It is particularly emotional when Kat, who has managed to keep her bipolar disorder a secret from those around her, is forced to finally reveal what she has been struggling with after she has a manic episode at a party she throws. It is also difficult, yet eye opening, to see how both Kat and Carol’s bipolar disorder affects the way that they treat others and present themselves to the world. With Kat, her bipolar disorder has caused her to seem closed off and shut out from those who may cross paths with her, making it hard to form any kind of relationship. For Carol, her experience with bipolar disorder sometimes causes her to be brash and a bit rough around the edges.

If the series was not appealing enough to you already, maybe the fact that Johnny Weir and Jonathan Van Ness make appearances on the show will inspire you to give it a go. Yup, two-time Olympian Johnny Weir makes several appearances on the series as Gabriel Richardson, a member of another skating pair, and JVN, “Queer Eye” hair guy and ice skating enthusiast, makes a brief cameo as a choreographer.

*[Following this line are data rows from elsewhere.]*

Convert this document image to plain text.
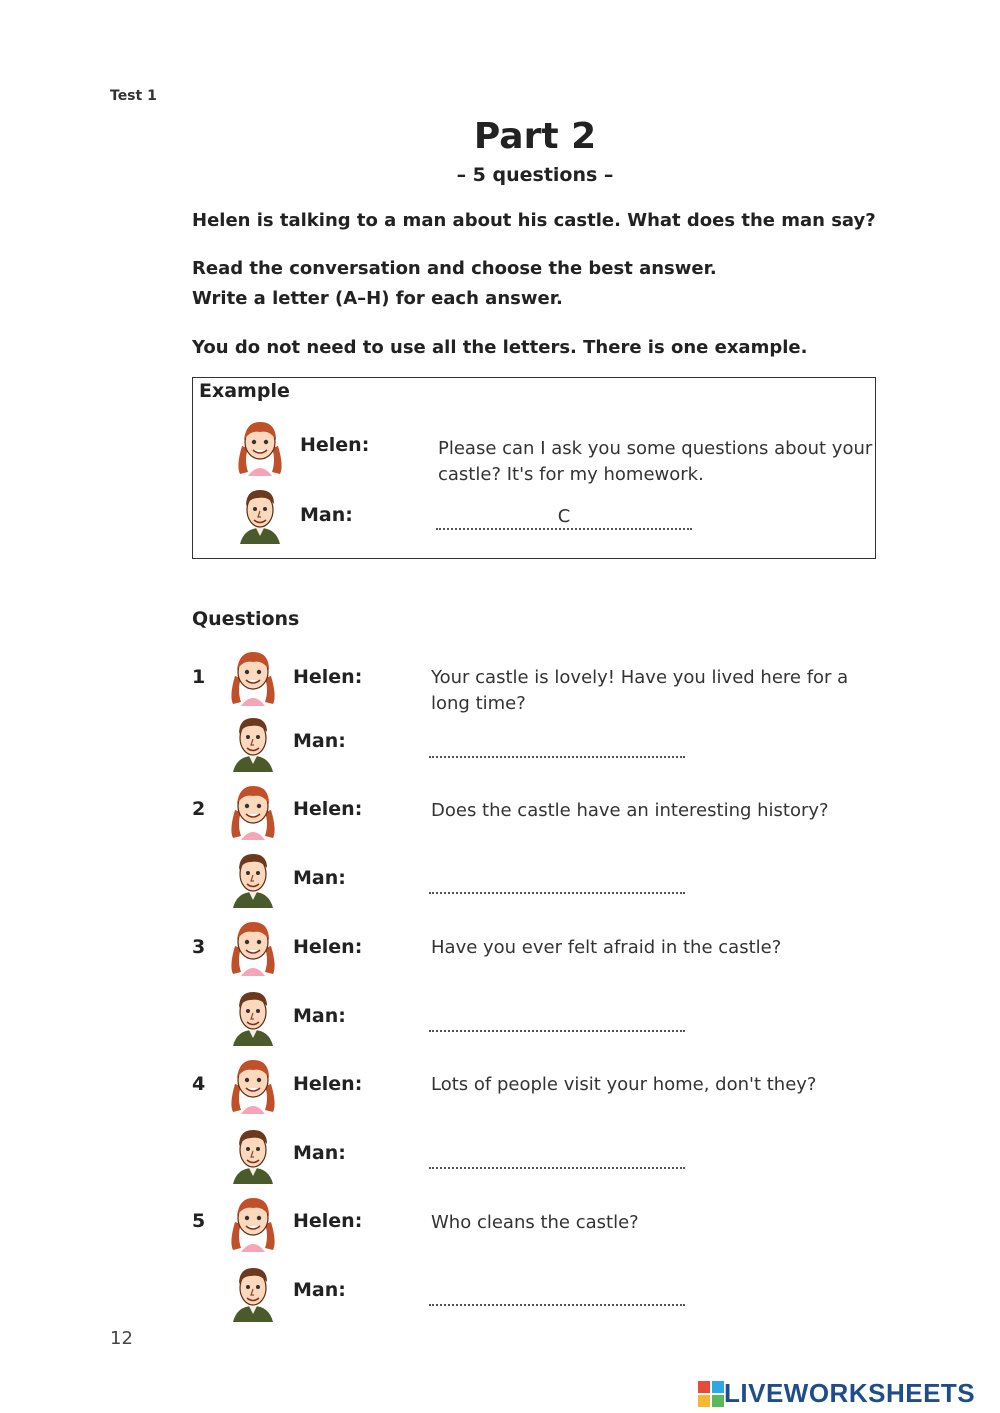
Test 1
Part 2
– 5 questions –
Helen is talking to a man about his castle. What does the man say?
Read the conversation and choose the best answer.
Write a letter (A–H) for each answer.
You do not need to use all the letters. There is one example.
Example
Helen:	Please can I ask you some questions about your castle? It's for my homework.
Man:	C
Questions
1	Helen:	Your castle is lovely! Have you lived here for a long time?
Man:
2	Helen:	Does the castle have an interesting history?
Man:
3	Helen:	Have you ever felt afraid in the castle?
Man:
4	Helen:	Lots of people visit your home, don't they?
Man:
5	Helen:	Who cleans the castle?
Man:
12
LIVEWORKSHEETS
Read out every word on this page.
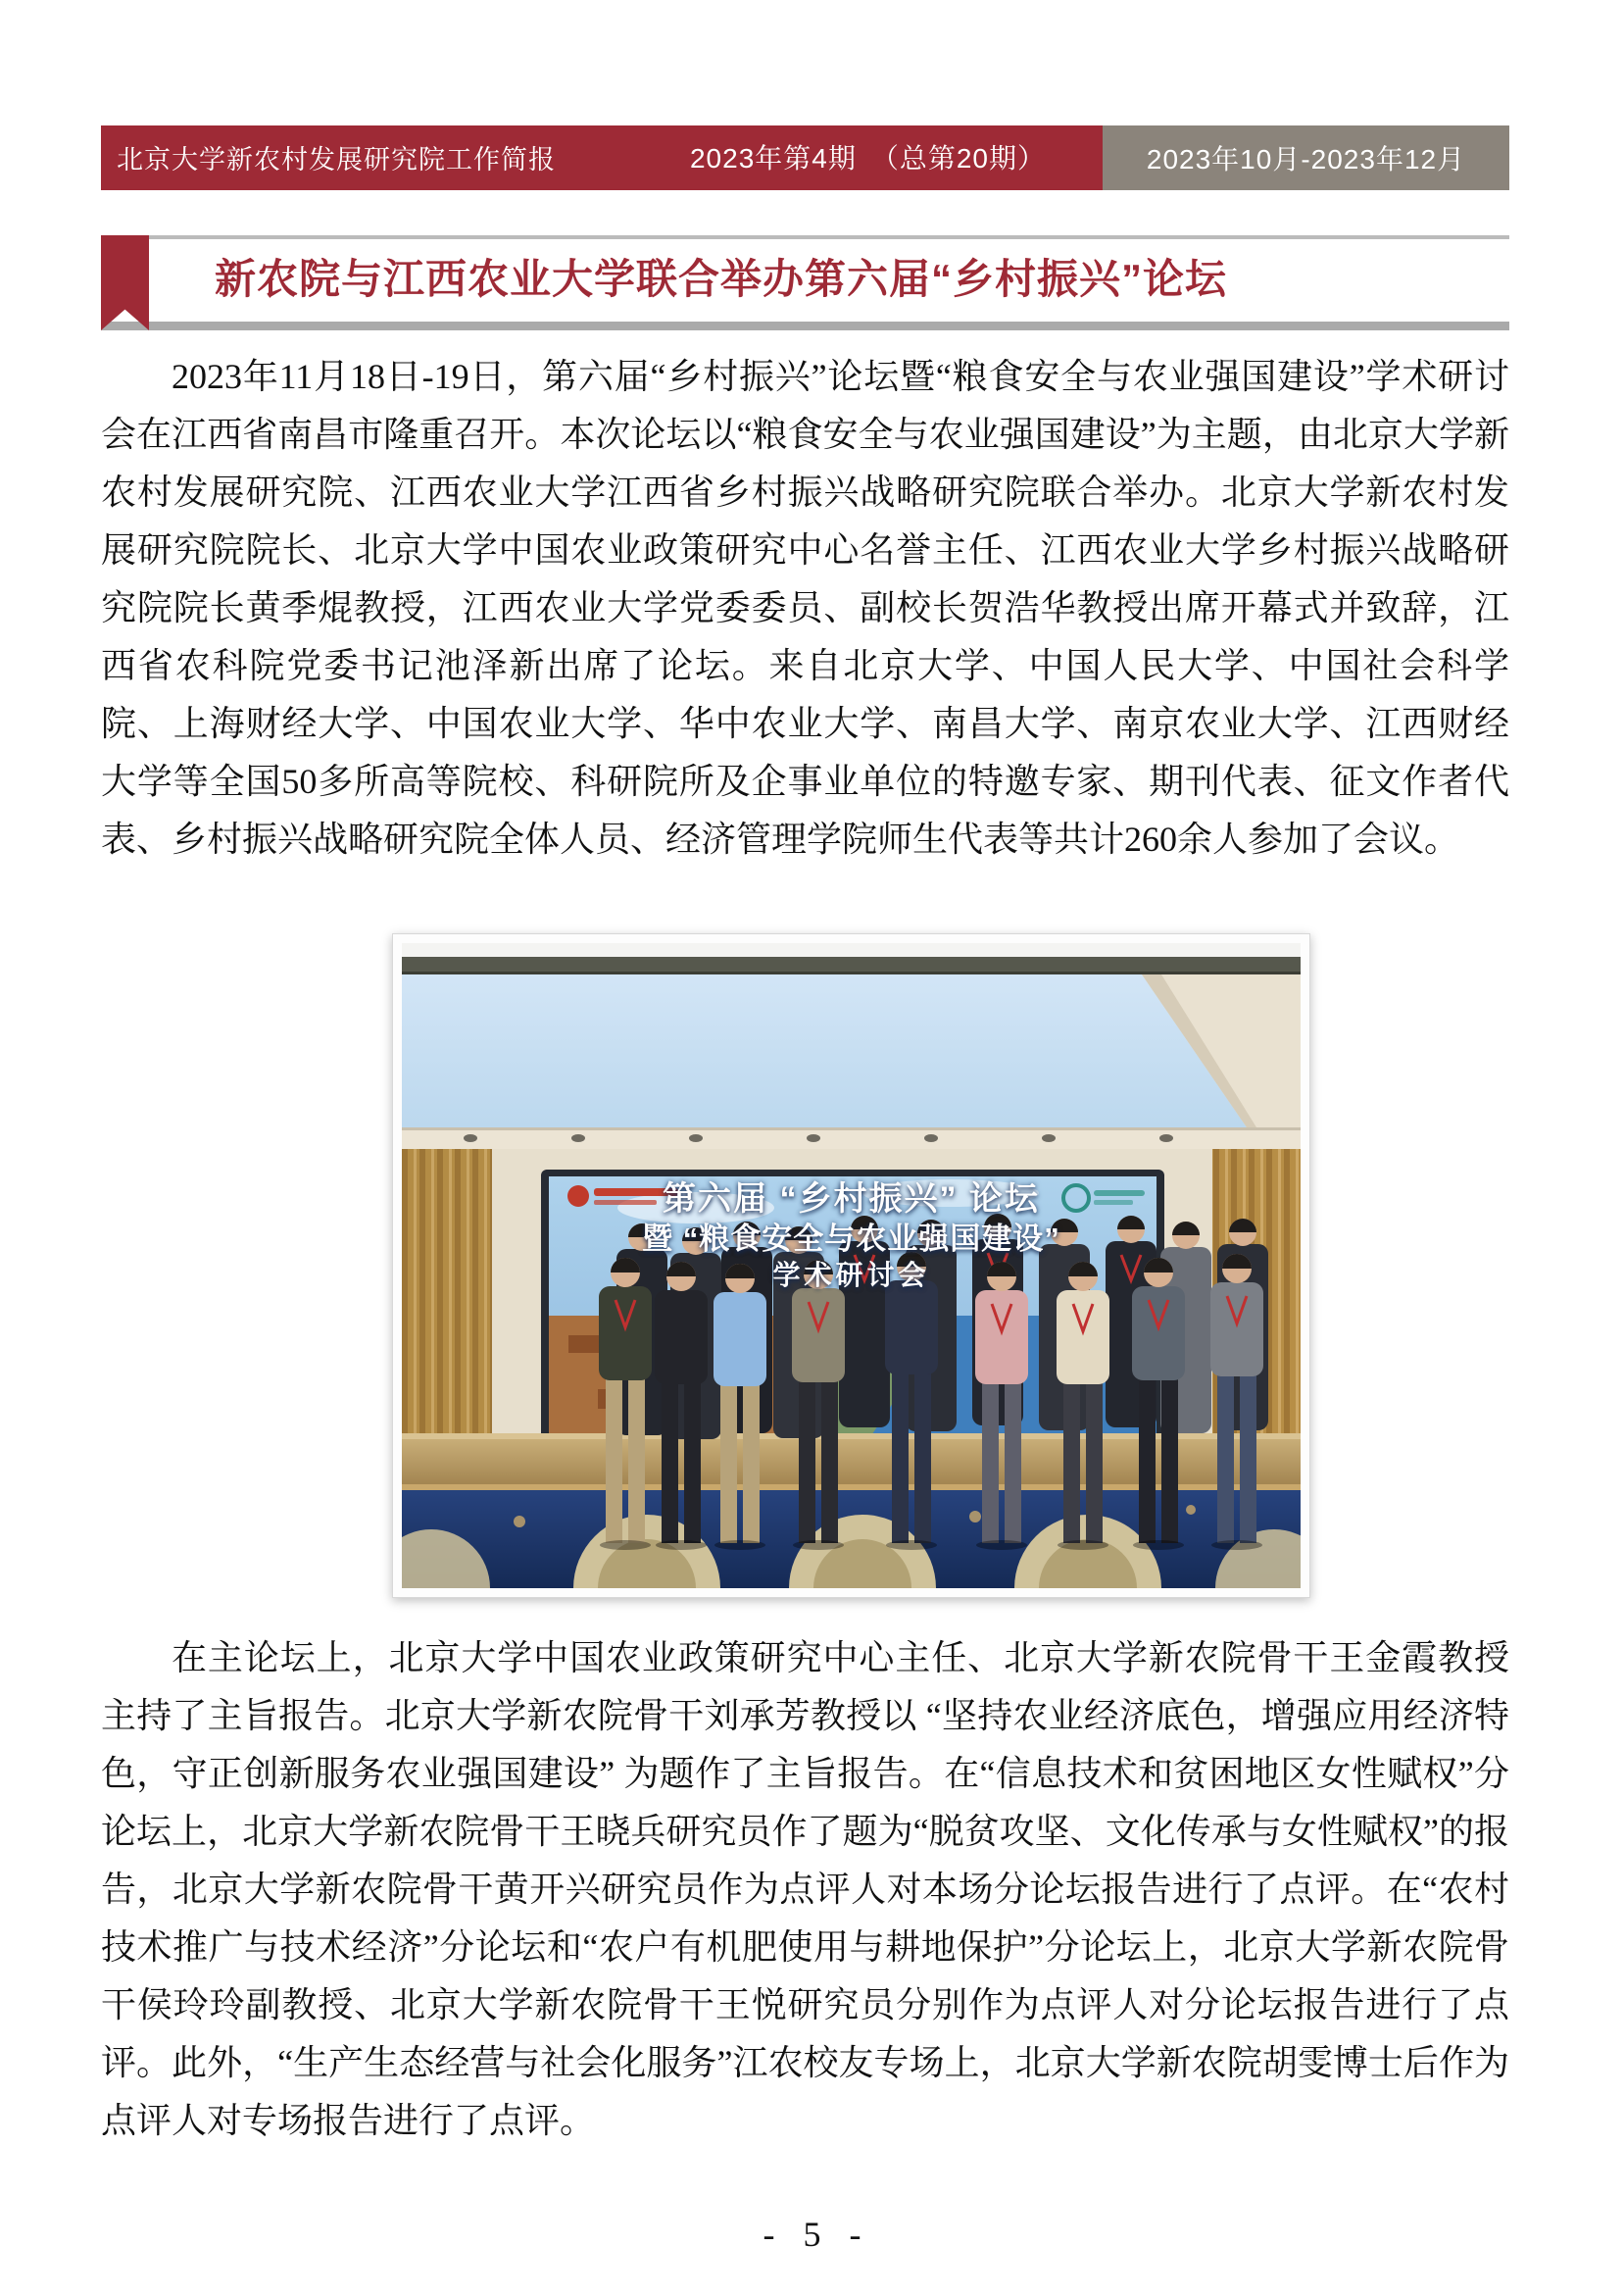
北京大学新农村发展研究院工作简报	2023年第4期　（总第20期）	2023年10月-2023年12月
新农院与江西农业大学联合举办第六届“乡村振兴”论坛
2023年11月18日-19日，第六届“乡村振兴”论坛暨“粮食安全与农业强国建设”学术研讨会在江西省南昌市隆重召开。本次论坛以“粮食安全与农业强国建设”为主题，由北京大学新农村发展研究院、江西农业大学江西省乡村振兴战略研究院联合举办。北京大学新农村发展研究院院长、北京大学中国农业政策研究中心名誉主任、江西农业大学乡村振兴战略研究院院长黄季焜教授，江西农业大学党委委员、副校长贺浩华教授出席开幕式并致辞，江西省农科院党委书记池泽新出席了论坛。来自北京大学、中国人民大学、中国社会科学院、上海财经大学、中国农业大学、华中农业大学、南昌大学、南京农业大学、江西财经大学等全国50多所高等院校、科研院所及企事业单位的特邀专家、期刊代表、征文作者代表、乡村振兴战略研究院全体人员、经济管理学院师生代表等共计260余人参加了会议。
第六届 “乡村振兴” 论坛
暨 “粮食安全与农业强国建设”
学术研讨会
在主论坛上，北京大学中国农业政策研究中心主任、北京大学新农院骨干王金霞教授主持了主旨报告。北京大学新农院骨干刘承芳教授以 “坚持农业经济底色，增强应用经济特色，守正创新服务农业强国建设” 为题作了主旨报告。在“信息技术和贫困地区女性赋权”分论坛上，北京大学新农院骨干王晓兵研究员作了题为“脱贫攻坚、文化传承与女性赋权”的报告，北京大学新农院骨干黄开兴研究员作为点评人对本场分论坛报告进行了点评。在“农村技术推广与技术经济”分论坛和“农户有机肥使用与耕地保护”分论坛上，北京大学新农院骨干侯玲玲副教授、北京大学新农院骨干王悦研究员分别作为点评人对分论坛报告进行了点评。此外，“生产生态经营与社会化服务”江农校友专场上，北京大学新农院胡雯博士后作为点评人对专场报告进行了点评。
- 5 -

“Spinning Out” is the perfect series to binge over the remainder of your winter break or as you ease back into the swing of school as it is short but sweet and quite enjoyable to watch. If you were a big fan of “Ice Princess” back in the day, but you’re looking for something a bit more grown up with some representation and diversity, you are sure to fall head over heels (or should I say skates) with one of Netflix’s latest original series.